The Russian state also behaves like a fascist villain but that's kind of obvious already.
this works if you presume "sovereignty" is an objectively existing fact for more than like 10 countries in the world, which it isn't... Perhaps 10 is too generous. And the US contributed to weakening sovereignty all over the world. US is not the sole culprit, of course, but a big one.
Russia's problem is that if their neighbours have an ounce of sovereignty they will want to distance themselves from Russia as much as possible due to their terrible behaviour, so they are forced to rule their neighbours by fear & force.
I fear the US is doing the same, but perhaps with more decorum. (edit: thinking twice, not much more decorum if we think about south america)
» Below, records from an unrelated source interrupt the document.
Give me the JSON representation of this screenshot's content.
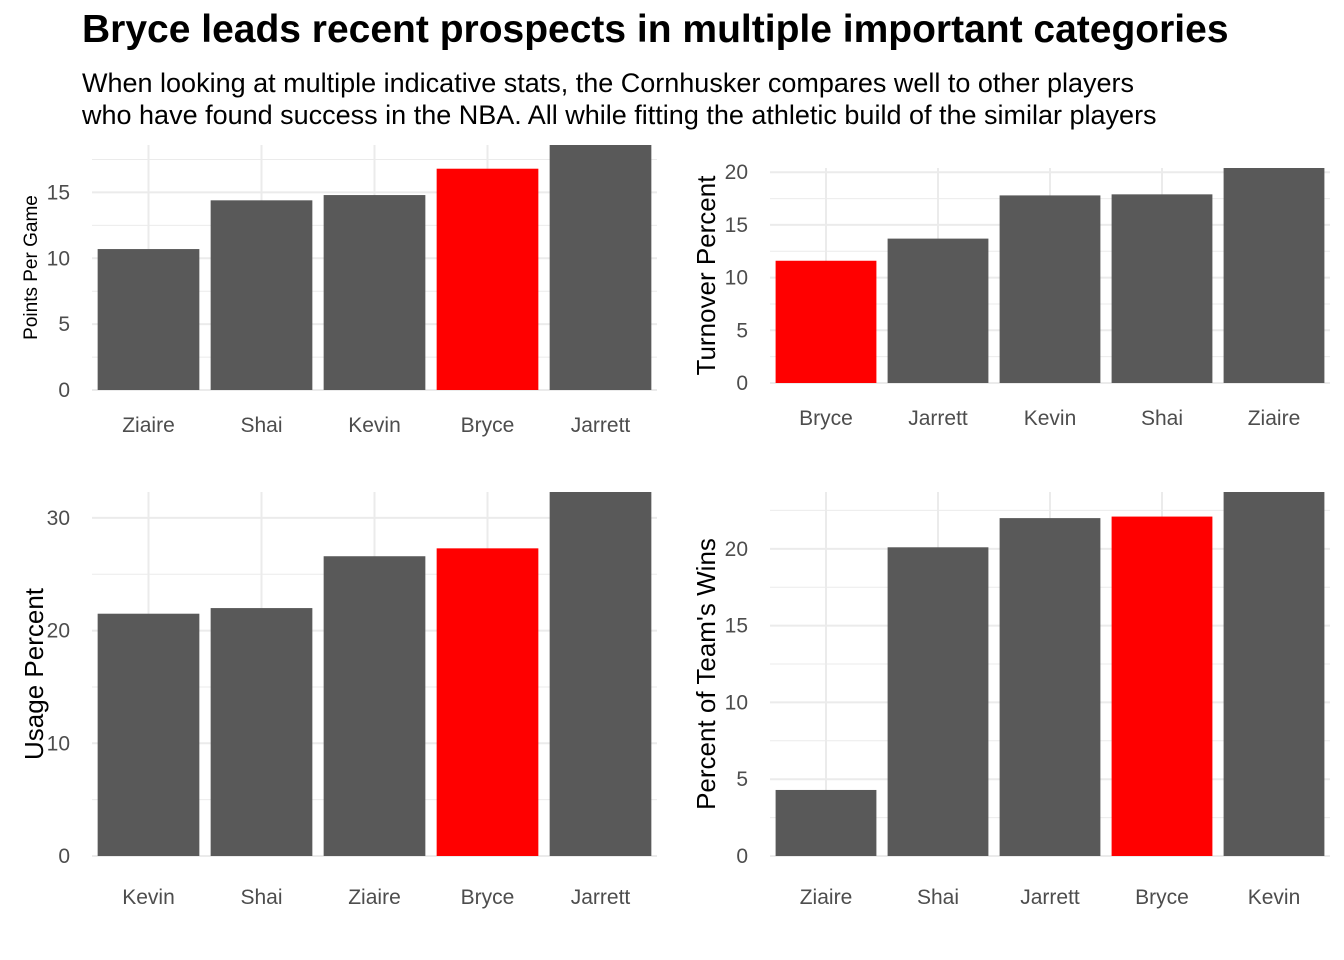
{
  "title": "Bryce leads recent prospects in multiple important categories",
  "subtitle": [
    "When looking at multiple indicative stats, the Cornhusker compares well to other players",
    "who have found success in the NBA. All while fitting the athletic build of the similar players"
  ],
  "colors": {
    "bar": "#595959",
    "highlight": "#ff0000",
    "grid": "#ebebeb"
  },
  "highlight_category": "Bryce",
  "chart_data": [
    {
      "type": "bar",
      "title": "",
      "xlabel": "",
      "ylabel": "Points Per Game",
      "categories": [
        "Ziaire",
        "Shai",
        "Kevin",
        "Bryce",
        "Jarrett"
      ],
      "values": [
        10.7,
        14.4,
        14.8,
        16.8,
        18.6
      ],
      "ylim": [
        0,
        18.6
      ],
      "yticks": [
        0,
        5,
        10,
        15
      ],
      "grid": true
    },
    {
      "type": "bar",
      "title": "",
      "xlabel": "",
      "ylabel": "Turnover Percent",
      "categories": [
        "Bryce",
        "Jarrett",
        "Kevin",
        "Shai",
        "Ziaire"
      ],
      "values": [
        11.6,
        13.7,
        17.8,
        17.9,
        20.4
      ],
      "ylim": [
        0,
        20.4
      ],
      "yticks": [
        0,
        5,
        10,
        15,
        20
      ],
      "grid": true
    },
    {
      "type": "bar",
      "title": "",
      "xlabel": "",
      "ylabel": "Usage Percent",
      "categories": [
        "Kevin",
        "Shai",
        "Ziaire",
        "Bryce",
        "Jarrett"
      ],
      "values": [
        21.5,
        22.0,
        26.6,
        27.3,
        32.3
      ],
      "ylim": [
        0,
        32.3
      ],
      "yticks": [
        0,
        10,
        20,
        30
      ],
      "grid": true
    },
    {
      "type": "bar",
      "title": "",
      "xlabel": "",
      "ylabel": "Percent of Team's Wins",
      "categories": [
        "Ziaire",
        "Shai",
        "Jarrett",
        "Bryce",
        "Kevin"
      ],
      "values": [
        4.3,
        20.1,
        22.0,
        22.1,
        23.7
      ],
      "ylim": [
        0,
        23.7
      ],
      "yticks": [
        0,
        5,
        10,
        15,
        20
      ],
      "grid": true
    }
  ]
}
The only country that the USA invaded in Latin America was Panama and that was mostly because of the strategic interest in the Panama Canal, and they eventually pulled out when the country was on a more stable course. (That said, I don't doubt for a minute that they'd do it again if the Panama transit became threatened somehow.)
The other influence the USA has had in Latin America has been either much further in the past (which doesn't excuse it) or through the support or denial of support to various governments (which also doesn't excuse it), but it is absolutely nothing compared to what the neighbors of Russia have had to endure over the last 60 years or so.
The problem is real but probably not as large as you might think it is based on the comments.
The more worrying thing is that lots of people have a 'somebody else's problem' approach to this, which is what got the world into World War II.